Au-delà des guerres

Tapis tissés à la main imaginés et produits en Afghanistan avec de la laine Ghazni, typique du pays. ©Lorenzo Tugnoli

 

Certains pays nous semblent avoir été en guerre depuis la nuit des temps. À la simple évocation de leurs noms, nous imaginons des villes détruites, des militaires dans les rues, des familles incomplètes. L’Afghanistan, le Yemen, ou encore l’Irak, nous évoquent seulement l’histoire de guerres sans fin. En réalité, nous ne connaissons rien de ces pays, rien d’autres que ce que les informations nous présentent, une image négative, sanglante, leur collant à la peau. Et pourtant, des récits différents s’écrivent sur leurs terres, des traditions persistent, la vie continue de se frayer un chemin dans les décombres de l’Histoire. L’entreprise sociale ISHKAR, née à Londres, est imaginée par un duo qui fut lui-même témoin de cette autre facette, dès lors déterminé à changer notre regard sur ces pays trop vite catégorisés. Au coeur de ce projet, la volonté de montrer au monde entier l’artisanat créé en ces lieux, et de faciliter le commerce de ces créateurs oubliés. Découverte d’une histoire cachée qui nous emmène au-delà des guerres.

Derrière ce mot énigmatique, ishkar, se cache une signification des plus poétiques. En afghan, il désigne une plante du désert aux propriétés alchimiques cachées, qui ne se dévoile qu’à celui qui sait les chercher. Les co-fondateurs Edmund Le Brun et Flore de Taisne n’auraient pas pu trouver de meilleur mot pour porter leur projet. Tout a commencé lorsqu’ils vivaient en Afghanistan, où ils travaillaient pour l’ONG Turquoise Mountain qui a pour but de faire revivre les lieux historiques de ce pays, en fournissant du travail à la population locale. À travers leurs différentes missions, ils ont alors découvert la richesse de l’artisanat dans ce pays, mais également la pauvreté qui l’accompagnait. En guerre depuis trop longtemps, catégorisé comme pays dangereux, l’Afghanistan a été déserté par les touristes, et la vente directe est devenue quasiment inexistante, tandis que le manque de moyen empêchait les créateurs locaux d’exporter leurs objets. C’est de cette richesse artisanale qu’est né Ishkar. L’aventure a commence avec le dernier souffleur de verre de Kabul, Ghulam Sekhi, qui créait des pièces distinctes et propres à la région dans un style artisanal des plus typiques. Sa réserve remplie de milliers de verres lança le projet, et en quelques mois les 5 000 pièces étaient écoulées. À ce jour, Ghulam Sekhi a créé et vendu plus de 17 000 créations en verre, et a pu développer son entreprise en embauchant des apprentis. Une première réussite qui allait mener à une aventure encore plus vaste. 

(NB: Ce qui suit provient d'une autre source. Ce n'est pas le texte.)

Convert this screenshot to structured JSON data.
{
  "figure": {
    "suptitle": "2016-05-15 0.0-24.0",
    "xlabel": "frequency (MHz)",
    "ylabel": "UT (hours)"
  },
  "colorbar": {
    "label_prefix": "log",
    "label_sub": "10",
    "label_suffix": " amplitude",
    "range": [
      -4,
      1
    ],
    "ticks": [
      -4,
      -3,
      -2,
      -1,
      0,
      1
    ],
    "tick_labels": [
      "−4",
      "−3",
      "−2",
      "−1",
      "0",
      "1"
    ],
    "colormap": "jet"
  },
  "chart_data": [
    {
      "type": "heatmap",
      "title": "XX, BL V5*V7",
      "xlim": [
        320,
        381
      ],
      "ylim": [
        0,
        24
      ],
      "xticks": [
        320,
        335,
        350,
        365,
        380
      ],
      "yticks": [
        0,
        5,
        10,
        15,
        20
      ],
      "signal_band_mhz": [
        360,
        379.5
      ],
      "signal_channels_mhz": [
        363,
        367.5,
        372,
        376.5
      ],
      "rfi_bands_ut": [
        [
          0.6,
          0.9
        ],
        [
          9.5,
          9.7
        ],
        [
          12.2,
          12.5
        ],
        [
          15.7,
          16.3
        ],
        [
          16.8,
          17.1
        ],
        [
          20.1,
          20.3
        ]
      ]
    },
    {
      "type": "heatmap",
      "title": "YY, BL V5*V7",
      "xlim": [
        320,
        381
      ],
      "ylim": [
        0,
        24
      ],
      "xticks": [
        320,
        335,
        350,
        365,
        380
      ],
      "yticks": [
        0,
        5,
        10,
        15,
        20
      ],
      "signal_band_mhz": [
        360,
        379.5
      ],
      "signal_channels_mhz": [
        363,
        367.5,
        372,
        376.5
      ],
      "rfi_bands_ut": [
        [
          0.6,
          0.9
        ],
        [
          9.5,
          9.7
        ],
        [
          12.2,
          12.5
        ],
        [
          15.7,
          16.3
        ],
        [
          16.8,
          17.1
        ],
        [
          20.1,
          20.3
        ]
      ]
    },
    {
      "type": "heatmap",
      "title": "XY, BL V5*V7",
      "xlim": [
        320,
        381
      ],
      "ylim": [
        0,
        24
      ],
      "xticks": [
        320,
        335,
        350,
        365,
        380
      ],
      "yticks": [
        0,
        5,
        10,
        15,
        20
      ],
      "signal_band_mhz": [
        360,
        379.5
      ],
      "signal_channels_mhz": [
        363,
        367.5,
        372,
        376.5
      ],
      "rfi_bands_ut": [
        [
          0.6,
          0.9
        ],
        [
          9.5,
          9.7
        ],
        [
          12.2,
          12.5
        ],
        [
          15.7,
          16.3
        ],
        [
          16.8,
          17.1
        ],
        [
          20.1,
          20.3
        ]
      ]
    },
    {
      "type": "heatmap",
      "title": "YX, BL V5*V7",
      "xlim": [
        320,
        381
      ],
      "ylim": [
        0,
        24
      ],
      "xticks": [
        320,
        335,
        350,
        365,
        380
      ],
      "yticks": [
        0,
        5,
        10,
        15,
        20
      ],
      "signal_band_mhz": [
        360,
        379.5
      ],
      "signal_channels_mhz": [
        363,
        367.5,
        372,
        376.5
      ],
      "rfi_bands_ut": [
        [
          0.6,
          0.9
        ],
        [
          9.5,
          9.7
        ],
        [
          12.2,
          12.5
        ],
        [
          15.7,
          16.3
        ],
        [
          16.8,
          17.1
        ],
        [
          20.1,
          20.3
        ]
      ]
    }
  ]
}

©ISHKAR a collaboré avec l’artiste textile syrienne Zena Sabbagh pour créer cette couverture tissé à la main, le ‘Plaid Beirut’

L’enjeu était alors pour les jeunes entrepreneurs de changer le regard occidental sur ces pays mal connus. Leur désir de promouvoir l’artisanat afghan devait aller de paire avec la nécessité de faire tomber les préjugés, et de prouver que ces objets possédaient une valeur unique, seraient des pièces qui auraient leur place dans nos maisons. Car malgré les conflits incessants, les artisans n’ont pas cessé d’imaginer, de créer, de faire grandir leur art, continuant à produire de la beauté au milieu des guerres. L’aventure s’est alors poursuivie en Irak, au Pakistan, ou encore en Syrie, à Beirut. Là-bas Edmund et Flore rencontraient Zena Sabbagh, une artisane textile employant des femmes de la région et des pays voisins pour créer des tissus brodés à la main. De cette rencontre sont nés de collaborations qui contribuent aujourd’hui au succès d’Ishkar. Mais au-delà de leur volonté de nous faire découvrir les richesses de ces pays oubliés, le duo crée de véritables opportunités pour ces artisans, ne prenant alors pas le rôle d’une ONG, mais celui d’un intermédiaire, qui leur permet de se faire connaitre par-delà les frontières, et de vivre de leur art. Ishkar c’est alors bien plus qu’une plateforme de vente, c’est avant tout une ouverture vers ces pays que nous ne connaissons pas vraiment, une fenêtre sur un monde duquel nous nous sommes trop éloignés, et qui a pourtant tant à offrir.